The ModelThe kit Trumpeter in 1/32 scale (code 02 228) represents the version that was active in northern Europe and contains great detail.
ConstructionOnce equipped with the No. 32553 P 40 interior set, JX 044 express masks of Eduard and RB 1/32 M2 Browning set we started our manufacture of the cockpit area. The detail provided in the kit in conjunction with the minimum of intervention and Eduard set, giving us a very plausible results. We continued with the engine Allison V-1710 which is in our opinion the best in kit form .With the help of photos and internet and the real, added that he needed to get to the construction of a replica. The amazing kit oil cooler further improved with photoetched screens giving the company and adding metal brass struts. From plastics manufacturers along the belt, where more of the supported air brakes of airplane. Opened two ammunition boxes of the left wing, landing legs have been improved with the addition wiring, while the three antennas of the single-channel RF radio system (VHF + UHF) which they brought the Tomahawk, manufactured from thin fishing line.
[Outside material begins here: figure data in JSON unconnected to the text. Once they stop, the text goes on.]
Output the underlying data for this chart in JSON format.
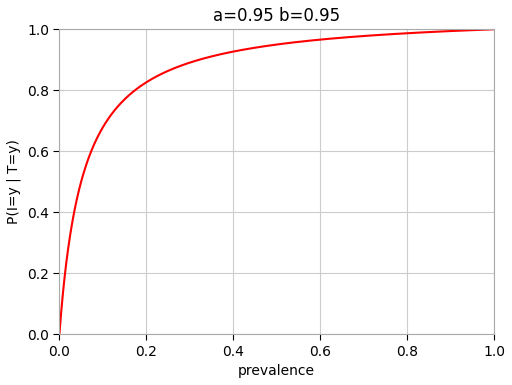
{
  "title": "a=0.95 b=0.95",
  "xlabel": "prevalence",
  "ylabel": "P(I=y | T=y)",
  "a": 0.95,
  "b": 0.95,
  "xlim": [
    0.0,
    1.0
  ],
  "ylim": [
    0.0,
    1.0
  ],
  "xticks": [
    0.0,
    0.2,
    0.4,
    0.6,
    0.8,
    1.0
  ],
  "yticks": [
    0.0,
    0.2,
    0.4,
    0.6,
    0.8,
    1.0
  ],
  "line_color": "red",
  "line_width": 1.5,
  "grid": true,
  "grid_color": "#cccccc",
  "ax_background_color": "#ffffff",
  "fig_background_color": "#ffffff",
  "n_points": 1000,
  "spine_color": "#aaaaaa",
  "title_fontsize": 12,
  "label_fontsize": 10,
  "tick_fontsize": 10
}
Painting and finishingThe camouflage of the upper surfaces stained with Lifecolor colors, with the following codes: UA 091 Dark Green and UA 016 Dark Earth. For the lower surfaces used the UA 021 Light Grey and X-1 Black of Tamiya. Wanting to add a third dimension to the two-tone variant we left preshading prior to seems a little more intense at the top of the wings. The interior of the cockpit was painted with H 58 Interior Green of Gunze, the seat of the pilot to the ALC 106 White Aluminium of Alclad. The signals flawlessly applied and sealed with XF 86 Flat Clear of Tamiya. End was wash with raw umber of Winsor Newton and dusted with hagiography shade coffee powders.